While Detroit 3 carmakers – General Motors, Ford and Chrysler – are overhauling and revamping their full-sized pickup offering, the same could not be said for Toyota, which is introducing a reengineered yet little-tweaked 2014 Tundra. While some may wonder and criticize Toyota for taking a conservative approach for its pickup product, the Japanese carmaker is just taking some cues from a lesson learned in the past.
In 2007, Toyota introduced a redesigned Tundra powered by a new family of V-8 engines that dictate the tempo for technology and fuel economy in the pickup segment. The Japanese also opened a $2.2-billion site in San Antonio, Texas that could build 200,000 units annually, with ample space for expansion.
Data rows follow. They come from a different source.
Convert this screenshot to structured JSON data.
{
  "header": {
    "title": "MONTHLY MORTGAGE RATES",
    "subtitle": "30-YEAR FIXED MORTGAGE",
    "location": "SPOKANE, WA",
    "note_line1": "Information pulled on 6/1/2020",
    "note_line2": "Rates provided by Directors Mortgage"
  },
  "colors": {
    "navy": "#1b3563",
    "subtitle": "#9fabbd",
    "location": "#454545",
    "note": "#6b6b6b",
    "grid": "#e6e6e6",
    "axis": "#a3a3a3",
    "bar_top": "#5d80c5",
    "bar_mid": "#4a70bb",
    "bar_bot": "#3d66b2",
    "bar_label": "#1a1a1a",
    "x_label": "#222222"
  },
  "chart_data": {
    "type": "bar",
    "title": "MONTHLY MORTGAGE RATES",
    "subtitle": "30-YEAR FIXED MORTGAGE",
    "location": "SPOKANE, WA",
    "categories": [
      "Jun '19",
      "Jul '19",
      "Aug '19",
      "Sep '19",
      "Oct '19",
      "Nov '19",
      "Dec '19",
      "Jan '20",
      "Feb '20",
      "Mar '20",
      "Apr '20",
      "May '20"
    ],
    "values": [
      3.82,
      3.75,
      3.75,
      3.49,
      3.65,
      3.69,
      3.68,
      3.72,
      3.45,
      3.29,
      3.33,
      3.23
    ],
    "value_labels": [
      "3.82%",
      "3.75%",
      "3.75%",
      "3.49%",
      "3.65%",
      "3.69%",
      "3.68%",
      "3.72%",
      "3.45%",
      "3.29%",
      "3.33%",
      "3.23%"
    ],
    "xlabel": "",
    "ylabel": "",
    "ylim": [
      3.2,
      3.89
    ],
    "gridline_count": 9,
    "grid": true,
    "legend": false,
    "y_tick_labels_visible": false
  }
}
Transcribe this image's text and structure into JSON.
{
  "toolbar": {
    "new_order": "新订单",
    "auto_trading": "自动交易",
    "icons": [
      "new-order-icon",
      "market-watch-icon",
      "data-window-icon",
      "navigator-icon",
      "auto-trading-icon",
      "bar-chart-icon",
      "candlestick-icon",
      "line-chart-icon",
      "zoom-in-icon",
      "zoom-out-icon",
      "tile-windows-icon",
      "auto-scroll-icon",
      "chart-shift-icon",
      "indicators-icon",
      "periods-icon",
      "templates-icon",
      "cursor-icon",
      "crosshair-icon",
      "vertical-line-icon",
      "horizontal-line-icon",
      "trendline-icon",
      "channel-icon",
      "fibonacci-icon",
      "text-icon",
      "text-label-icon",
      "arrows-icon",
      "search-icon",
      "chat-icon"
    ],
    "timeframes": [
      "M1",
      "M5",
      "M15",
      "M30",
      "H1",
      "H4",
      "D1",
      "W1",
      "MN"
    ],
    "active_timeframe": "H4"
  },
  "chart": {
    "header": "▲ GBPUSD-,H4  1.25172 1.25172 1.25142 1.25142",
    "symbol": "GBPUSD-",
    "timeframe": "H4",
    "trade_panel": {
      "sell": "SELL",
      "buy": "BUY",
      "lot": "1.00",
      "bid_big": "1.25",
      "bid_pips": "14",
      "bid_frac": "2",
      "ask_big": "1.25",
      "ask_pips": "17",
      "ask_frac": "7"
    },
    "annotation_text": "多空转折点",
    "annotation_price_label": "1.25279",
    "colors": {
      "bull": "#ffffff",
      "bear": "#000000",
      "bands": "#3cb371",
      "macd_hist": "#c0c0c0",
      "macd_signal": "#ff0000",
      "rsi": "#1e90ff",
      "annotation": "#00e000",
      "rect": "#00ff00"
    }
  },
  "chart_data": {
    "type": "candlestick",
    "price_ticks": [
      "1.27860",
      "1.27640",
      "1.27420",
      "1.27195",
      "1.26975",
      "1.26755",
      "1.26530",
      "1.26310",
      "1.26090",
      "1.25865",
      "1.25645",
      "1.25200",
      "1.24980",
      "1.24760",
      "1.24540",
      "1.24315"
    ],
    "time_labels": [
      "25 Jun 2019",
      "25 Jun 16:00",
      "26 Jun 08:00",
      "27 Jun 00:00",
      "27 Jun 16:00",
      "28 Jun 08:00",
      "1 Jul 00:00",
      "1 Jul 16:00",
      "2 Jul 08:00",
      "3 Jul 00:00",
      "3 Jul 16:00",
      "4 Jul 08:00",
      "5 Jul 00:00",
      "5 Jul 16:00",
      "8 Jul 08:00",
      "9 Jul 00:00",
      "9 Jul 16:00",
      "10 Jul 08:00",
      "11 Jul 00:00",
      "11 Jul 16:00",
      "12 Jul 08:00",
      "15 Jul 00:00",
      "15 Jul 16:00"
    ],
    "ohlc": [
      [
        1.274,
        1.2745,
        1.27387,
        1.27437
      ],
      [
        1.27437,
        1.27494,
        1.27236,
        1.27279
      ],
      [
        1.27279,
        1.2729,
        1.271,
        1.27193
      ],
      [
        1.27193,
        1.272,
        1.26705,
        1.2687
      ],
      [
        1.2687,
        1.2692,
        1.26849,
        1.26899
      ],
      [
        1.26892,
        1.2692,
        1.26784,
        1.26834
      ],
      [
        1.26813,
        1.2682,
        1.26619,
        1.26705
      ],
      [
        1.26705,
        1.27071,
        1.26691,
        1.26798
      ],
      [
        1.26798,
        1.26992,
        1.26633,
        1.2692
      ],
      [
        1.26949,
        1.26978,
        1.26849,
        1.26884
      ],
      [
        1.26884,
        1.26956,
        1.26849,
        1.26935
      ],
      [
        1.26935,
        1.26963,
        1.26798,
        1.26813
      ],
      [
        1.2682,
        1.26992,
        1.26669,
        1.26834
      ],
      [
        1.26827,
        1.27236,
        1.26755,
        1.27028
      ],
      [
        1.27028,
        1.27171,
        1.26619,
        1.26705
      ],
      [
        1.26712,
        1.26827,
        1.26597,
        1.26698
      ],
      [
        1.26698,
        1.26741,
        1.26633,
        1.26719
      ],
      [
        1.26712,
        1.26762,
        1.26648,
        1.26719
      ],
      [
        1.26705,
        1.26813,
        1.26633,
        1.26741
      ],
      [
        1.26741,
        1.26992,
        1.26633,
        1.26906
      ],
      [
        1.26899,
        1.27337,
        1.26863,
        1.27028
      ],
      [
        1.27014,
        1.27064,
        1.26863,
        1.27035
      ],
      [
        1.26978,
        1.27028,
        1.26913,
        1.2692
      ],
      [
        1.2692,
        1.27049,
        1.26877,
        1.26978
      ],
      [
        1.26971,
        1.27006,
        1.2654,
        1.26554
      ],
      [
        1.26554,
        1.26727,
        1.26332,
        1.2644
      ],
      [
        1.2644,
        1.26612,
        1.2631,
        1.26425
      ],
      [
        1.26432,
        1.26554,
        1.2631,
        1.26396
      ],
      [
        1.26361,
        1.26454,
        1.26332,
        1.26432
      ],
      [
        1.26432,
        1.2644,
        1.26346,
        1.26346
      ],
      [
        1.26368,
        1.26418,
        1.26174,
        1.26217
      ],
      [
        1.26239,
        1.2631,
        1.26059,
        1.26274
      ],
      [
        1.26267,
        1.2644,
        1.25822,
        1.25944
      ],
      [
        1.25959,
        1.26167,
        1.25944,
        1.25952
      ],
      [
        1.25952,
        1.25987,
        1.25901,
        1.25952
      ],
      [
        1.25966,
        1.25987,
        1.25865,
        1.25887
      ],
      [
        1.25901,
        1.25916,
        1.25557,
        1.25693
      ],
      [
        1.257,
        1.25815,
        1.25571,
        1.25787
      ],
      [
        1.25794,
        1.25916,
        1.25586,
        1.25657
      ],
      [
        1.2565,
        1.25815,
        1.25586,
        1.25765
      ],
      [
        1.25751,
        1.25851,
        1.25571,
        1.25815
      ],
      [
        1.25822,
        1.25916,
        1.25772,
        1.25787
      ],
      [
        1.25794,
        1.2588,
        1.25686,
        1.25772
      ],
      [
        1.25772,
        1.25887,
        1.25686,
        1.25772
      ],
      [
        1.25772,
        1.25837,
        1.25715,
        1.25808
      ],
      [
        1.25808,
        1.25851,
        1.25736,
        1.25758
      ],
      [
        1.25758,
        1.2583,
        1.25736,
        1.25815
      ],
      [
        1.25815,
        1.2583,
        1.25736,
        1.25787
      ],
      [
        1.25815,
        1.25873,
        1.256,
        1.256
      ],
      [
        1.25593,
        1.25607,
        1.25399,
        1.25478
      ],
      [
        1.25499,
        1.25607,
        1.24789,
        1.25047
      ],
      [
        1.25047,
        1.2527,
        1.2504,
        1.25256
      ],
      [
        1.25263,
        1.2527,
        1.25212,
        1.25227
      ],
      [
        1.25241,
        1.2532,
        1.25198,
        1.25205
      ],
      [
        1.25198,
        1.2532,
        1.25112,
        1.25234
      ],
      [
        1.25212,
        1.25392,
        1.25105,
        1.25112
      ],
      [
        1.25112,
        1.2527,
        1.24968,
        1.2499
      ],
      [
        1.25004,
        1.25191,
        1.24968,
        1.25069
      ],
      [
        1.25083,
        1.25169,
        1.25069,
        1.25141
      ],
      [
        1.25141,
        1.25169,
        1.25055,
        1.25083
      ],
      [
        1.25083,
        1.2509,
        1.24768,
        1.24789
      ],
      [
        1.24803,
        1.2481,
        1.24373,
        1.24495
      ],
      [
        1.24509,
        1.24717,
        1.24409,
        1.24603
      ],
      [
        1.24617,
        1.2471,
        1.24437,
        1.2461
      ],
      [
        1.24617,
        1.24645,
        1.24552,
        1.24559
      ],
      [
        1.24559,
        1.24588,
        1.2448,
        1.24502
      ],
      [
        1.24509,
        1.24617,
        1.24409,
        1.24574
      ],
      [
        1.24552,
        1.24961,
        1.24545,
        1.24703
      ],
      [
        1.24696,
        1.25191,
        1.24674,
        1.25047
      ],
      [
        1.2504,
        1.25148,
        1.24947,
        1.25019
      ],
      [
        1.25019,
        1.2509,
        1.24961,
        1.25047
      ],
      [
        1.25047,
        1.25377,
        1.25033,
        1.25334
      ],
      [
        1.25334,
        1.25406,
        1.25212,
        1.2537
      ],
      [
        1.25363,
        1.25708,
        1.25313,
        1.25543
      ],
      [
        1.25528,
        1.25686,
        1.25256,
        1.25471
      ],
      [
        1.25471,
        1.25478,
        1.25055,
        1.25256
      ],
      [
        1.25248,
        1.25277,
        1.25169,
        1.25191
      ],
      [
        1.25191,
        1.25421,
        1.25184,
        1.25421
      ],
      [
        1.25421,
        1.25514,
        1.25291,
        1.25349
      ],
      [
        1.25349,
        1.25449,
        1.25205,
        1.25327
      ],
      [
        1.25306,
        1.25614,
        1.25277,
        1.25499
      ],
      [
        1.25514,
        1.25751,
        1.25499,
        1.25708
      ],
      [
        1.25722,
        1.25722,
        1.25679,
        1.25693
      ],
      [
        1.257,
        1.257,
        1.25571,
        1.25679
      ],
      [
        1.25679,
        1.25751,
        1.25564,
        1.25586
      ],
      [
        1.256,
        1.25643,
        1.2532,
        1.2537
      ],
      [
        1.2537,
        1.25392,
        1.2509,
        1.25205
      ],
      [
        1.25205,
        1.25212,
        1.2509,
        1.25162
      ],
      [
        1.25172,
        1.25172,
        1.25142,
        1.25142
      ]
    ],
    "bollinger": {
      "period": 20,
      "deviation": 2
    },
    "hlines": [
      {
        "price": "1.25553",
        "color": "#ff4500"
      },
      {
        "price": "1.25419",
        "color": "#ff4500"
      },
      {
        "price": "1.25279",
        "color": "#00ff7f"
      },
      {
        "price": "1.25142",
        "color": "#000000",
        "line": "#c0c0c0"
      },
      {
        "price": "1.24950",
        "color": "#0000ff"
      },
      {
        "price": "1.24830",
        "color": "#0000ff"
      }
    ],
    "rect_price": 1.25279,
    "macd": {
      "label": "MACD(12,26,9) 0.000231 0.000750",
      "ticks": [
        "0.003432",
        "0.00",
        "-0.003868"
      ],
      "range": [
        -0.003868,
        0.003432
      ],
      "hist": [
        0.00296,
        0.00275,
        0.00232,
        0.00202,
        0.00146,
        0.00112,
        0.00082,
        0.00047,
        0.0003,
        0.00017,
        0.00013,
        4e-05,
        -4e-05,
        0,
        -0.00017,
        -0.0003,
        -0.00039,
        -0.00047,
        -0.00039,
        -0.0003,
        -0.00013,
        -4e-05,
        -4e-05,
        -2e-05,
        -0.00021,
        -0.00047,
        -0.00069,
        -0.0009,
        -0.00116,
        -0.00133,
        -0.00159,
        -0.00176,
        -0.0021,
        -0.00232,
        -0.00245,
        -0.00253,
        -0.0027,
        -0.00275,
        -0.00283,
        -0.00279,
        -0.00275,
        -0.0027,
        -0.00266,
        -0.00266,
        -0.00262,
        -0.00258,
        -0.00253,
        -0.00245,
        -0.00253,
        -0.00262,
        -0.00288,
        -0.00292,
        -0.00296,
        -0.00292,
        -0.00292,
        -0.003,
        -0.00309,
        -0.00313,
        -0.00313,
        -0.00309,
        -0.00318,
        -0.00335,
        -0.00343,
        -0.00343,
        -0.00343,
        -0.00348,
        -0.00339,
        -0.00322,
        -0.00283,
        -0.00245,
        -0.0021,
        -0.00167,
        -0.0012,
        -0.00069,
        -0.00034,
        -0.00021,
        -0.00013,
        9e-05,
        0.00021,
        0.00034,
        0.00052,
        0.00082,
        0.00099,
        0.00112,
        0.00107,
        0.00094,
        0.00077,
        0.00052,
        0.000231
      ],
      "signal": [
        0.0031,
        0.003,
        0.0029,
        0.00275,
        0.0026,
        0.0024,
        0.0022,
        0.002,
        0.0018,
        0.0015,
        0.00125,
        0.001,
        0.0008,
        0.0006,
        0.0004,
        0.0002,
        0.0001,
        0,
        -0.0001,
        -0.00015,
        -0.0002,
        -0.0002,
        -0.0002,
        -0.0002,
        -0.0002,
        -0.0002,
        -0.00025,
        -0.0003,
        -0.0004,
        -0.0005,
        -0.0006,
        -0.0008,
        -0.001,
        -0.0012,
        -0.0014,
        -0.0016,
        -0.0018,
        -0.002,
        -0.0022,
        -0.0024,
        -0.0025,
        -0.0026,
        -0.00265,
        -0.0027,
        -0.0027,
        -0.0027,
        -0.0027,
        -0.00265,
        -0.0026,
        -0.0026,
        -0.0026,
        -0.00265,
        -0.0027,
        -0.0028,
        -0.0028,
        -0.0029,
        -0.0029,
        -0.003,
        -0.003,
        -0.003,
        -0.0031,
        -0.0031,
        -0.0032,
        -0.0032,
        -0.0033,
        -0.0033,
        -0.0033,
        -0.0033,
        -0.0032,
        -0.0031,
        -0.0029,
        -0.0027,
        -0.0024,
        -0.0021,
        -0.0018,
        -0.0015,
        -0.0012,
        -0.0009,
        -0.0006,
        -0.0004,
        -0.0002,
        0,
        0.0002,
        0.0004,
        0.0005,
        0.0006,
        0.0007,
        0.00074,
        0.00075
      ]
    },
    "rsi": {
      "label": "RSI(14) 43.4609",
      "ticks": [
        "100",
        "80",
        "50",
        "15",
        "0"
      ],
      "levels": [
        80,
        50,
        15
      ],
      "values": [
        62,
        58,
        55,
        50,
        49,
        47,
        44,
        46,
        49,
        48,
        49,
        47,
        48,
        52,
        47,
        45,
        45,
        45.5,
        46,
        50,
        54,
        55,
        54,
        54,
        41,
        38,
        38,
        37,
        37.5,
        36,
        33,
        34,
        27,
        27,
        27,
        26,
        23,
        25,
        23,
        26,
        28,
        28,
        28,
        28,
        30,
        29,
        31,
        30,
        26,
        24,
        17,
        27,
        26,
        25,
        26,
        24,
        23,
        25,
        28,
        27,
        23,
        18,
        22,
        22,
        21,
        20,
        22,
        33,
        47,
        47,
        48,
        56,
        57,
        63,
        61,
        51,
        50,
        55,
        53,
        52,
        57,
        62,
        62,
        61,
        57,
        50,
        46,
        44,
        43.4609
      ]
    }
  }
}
But then, the vaunted economy of the United States collapsed and shrunk to recession, causing sales of full-sized pickup sales in the country sank almost 50 percent. The wager Toyota has made on the US pickup market failed big time. Since then, expectations for the Toyota Tundra have been lower – something that is visible with the 2014 model.
While Ram and GM’s reengineered pickups as well as Ford’s replacement for its F-150 will receive new platforms and powertrains, the Toyota Tundra only boasts of minor tweaks.
The Tundra is still powered by any of the three engine offerings: a 4.0-liter V-6 and 4.6-liter and 5.7-liter V-8s. The V-6 is still paired to a five-speed automatic gearbox, while the V-8s is still mated to six-speed automatic transmissions.
Instead, Toyota has hiked the equipment levels for the Tundra, adding more luxurious trim packages in a bid to raise transaction price. The Japanese carmaker may sell fewer Tundras, but it could make a larger profit on each one.
Although the Tundra is shorter than comparable trim levels of the new Ram and Chevrolet Silverado, it boasts of having the best approach angle, an attribute sought for by ranchers and off-roaders. Despite a carried over suspension design, the Tundra features a modified valving in all four shock absorbers as well as an adjusted spring rate on the rear leaf springs.